I am currently working on the following problem:
Let $m,n \in \mathbb{N}$ and $p: \mathbb{C} \to \mathbb{C},~ z \mapsto z^{m+1}-z^m+(\frac{1}{4n})^m$.
Show that if $p(z)=0$ then $|z|<1$, i.e. that all roots of the polynomial $p$ lie inside the open unit disc.
I first approached the problem by trying to use results from complex analysis:
- The theorem of Gershgorin yields an upper bound on the absolute value of the roots, which is strictly larger than 1
- Rouché's theorem does not seem to be applicable here in a suitable way, since the sum of any two coefficients is larger than the remaining coefficient.
Next, I tried to argue by contradiciton:
Assume that there exists a $z\in \mathbb{C}$ with $|z|\geq 1$ such that $p(z)=0$, so
$z^{m+1}-z^m+(\frac{1}{4n})^m = 0$ or equivalently $z^m(z-1) = -(\frac{1}{4n})^m$. Then for the absolute value we have
\begin{aligned}
|z^m(z-1)| & = (\frac{1}{4n})^m \\
|z^m||(z-1)| & = (\frac{1}{4n})^m \\
|z-1| & = (\frac{1}{4n|z|})^m \leq (\frac{1}{4n})^m
\end{aligned}
Thus, it holds $z \in B_{\leq (\frac{1}{4n})^m}(1)$ and $z \notin B_{\leq 1}(0)$. The polynomial $\zeta^m(\zeta-1)$ has a single real root at 1, so I think it should be possible to show that the root $z$ of $p$ close to 1 also is real. This would yield a contradiciton becuase then there exists an $\varepsilon > 0$ such that $z = 1+ \varepsilon$, but then we would have
$(1+\varepsilon)^m(1+\varepsilon-1) = (1+\varepsilon)^m \varepsilon \overset{!}{=} -(\frac{1}{4n})^m$.
I was not capable to show that the root is real, my only idea is to argue about the complex argument of $z^m(z-1)$, which would be 0 because $-(\frac{1}{4n})^m$ is real.
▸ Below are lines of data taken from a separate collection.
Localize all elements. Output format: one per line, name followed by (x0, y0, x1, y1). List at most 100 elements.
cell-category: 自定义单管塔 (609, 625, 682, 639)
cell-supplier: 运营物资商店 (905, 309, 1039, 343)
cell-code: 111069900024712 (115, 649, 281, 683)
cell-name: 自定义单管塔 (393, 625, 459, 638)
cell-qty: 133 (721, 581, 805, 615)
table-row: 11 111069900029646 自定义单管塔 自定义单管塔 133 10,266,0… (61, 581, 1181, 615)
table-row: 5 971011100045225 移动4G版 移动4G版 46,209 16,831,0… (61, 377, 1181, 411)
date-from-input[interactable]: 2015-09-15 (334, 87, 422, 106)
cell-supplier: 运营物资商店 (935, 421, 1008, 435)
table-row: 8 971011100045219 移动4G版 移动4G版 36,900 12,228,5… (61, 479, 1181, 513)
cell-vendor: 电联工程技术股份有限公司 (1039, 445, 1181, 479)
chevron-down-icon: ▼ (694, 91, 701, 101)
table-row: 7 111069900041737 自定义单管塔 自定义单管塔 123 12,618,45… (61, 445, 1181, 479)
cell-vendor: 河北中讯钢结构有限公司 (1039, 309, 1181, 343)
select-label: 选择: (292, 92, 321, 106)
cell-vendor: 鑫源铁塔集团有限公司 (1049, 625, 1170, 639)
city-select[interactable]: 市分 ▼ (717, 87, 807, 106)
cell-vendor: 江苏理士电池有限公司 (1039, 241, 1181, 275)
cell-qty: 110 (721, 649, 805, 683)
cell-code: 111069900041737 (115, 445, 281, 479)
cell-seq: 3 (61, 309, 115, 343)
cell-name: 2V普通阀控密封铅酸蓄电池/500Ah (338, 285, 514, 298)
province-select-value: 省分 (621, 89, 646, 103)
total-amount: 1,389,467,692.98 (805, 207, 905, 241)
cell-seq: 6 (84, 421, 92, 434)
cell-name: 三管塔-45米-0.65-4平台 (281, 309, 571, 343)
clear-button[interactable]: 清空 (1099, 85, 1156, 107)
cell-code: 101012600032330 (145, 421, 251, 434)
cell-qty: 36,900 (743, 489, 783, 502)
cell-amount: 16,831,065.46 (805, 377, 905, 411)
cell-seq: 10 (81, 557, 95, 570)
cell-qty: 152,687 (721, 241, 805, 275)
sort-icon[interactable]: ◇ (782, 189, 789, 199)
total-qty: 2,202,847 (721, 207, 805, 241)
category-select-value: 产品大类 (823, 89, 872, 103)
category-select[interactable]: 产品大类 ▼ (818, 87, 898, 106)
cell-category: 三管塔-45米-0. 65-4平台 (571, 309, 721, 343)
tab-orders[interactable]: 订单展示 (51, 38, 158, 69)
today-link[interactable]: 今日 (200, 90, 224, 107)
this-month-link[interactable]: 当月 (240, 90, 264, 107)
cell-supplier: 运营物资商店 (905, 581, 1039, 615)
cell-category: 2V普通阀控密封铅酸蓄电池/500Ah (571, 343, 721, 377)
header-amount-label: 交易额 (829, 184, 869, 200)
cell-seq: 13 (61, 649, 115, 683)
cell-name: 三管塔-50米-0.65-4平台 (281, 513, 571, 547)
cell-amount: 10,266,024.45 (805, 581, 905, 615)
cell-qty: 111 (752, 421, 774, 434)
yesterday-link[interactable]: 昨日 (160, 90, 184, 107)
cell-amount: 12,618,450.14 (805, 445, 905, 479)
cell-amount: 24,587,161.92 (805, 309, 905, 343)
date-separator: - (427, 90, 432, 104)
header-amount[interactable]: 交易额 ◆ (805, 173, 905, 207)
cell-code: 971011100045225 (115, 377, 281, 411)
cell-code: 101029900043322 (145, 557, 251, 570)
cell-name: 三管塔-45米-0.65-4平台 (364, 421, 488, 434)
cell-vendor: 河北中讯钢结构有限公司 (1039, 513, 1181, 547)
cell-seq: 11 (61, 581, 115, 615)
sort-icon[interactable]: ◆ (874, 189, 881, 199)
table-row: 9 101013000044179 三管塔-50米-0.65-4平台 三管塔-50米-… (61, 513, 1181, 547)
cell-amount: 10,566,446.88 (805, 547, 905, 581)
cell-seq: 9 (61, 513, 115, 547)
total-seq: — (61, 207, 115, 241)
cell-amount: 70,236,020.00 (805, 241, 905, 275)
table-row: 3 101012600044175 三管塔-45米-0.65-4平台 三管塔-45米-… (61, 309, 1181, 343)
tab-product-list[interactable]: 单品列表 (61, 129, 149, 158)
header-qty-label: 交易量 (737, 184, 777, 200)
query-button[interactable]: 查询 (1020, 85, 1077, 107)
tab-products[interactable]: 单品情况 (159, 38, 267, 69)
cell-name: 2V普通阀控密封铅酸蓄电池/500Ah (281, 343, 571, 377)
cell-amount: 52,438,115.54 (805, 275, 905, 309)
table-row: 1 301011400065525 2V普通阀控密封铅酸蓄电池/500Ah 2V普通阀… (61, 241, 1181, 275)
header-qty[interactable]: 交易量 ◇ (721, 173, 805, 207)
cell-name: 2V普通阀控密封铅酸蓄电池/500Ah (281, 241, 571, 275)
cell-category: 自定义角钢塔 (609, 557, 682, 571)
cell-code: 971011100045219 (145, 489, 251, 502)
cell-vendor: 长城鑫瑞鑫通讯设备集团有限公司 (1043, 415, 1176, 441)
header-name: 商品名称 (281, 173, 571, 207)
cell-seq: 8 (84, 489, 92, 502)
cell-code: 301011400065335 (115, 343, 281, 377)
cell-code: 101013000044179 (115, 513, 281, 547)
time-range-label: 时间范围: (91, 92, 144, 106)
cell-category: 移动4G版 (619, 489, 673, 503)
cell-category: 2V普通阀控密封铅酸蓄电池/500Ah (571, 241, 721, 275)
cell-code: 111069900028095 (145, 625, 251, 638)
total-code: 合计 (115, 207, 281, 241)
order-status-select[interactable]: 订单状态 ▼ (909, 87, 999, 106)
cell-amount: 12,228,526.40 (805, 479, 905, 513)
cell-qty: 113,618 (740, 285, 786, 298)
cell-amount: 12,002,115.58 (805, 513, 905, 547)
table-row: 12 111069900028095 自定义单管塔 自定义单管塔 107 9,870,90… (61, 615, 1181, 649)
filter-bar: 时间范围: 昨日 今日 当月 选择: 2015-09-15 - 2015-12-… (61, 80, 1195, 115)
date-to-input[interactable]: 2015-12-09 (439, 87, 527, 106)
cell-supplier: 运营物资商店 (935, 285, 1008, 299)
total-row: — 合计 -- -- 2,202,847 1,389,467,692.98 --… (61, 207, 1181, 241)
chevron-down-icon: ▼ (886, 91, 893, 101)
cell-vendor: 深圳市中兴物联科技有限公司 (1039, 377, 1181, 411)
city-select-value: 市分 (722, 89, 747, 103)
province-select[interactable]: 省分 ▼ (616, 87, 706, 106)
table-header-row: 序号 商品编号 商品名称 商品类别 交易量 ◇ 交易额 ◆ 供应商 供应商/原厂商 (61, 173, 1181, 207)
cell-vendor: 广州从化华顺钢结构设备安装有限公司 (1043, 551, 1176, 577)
Any ideas are highly appreciated!
Best Answer
If $m=1$ then the roots can be computed explicitly as $\frac 12 \pm \frac 12 \sqrt{1-\frac 1n}$, therefore I'll assume $m\ge 2$ in the following.
Remark: The following approach is motivated by experiments with Wolfram Alpha which show that for larger $m$, $p$ has one real zero very close to (but less than) one, and the remaining zeros are roughly the solutions of $z^m=a^m$.
We have $p(z) = z^{m+1}-z^m+a^m$ where $a=1/(4n)$ is a real number in the range $(0, 1/4]$.
First consider the disk $B_{1/2}(0)$ and compare $p$ with $q(z) = z^m-a^m$: For $|z|=1/2$ is $$ |p(z)-q(z)| = |z^{m+1}| = \frac{1}{2^{m+1}} < \frac{1}{2^{m}} - \frac{1}{4^{m}} \le |z|^m - |a|^m \le |z^m-a^m| = |q(z)| $$ and Rouché's theorem shows that $p$ has exactly $m$ zeros in $B_{1/2}(0)$.
Now consider the real function $$ f(x) = x^{m+1}-x^m + a^m $$ and show that $f(1/2) < 0 < f(1)$, so that $f$ has a zero in the interval $(1/2, 1)$. That is the remaining root of $p$, and it is also inside the unit disk.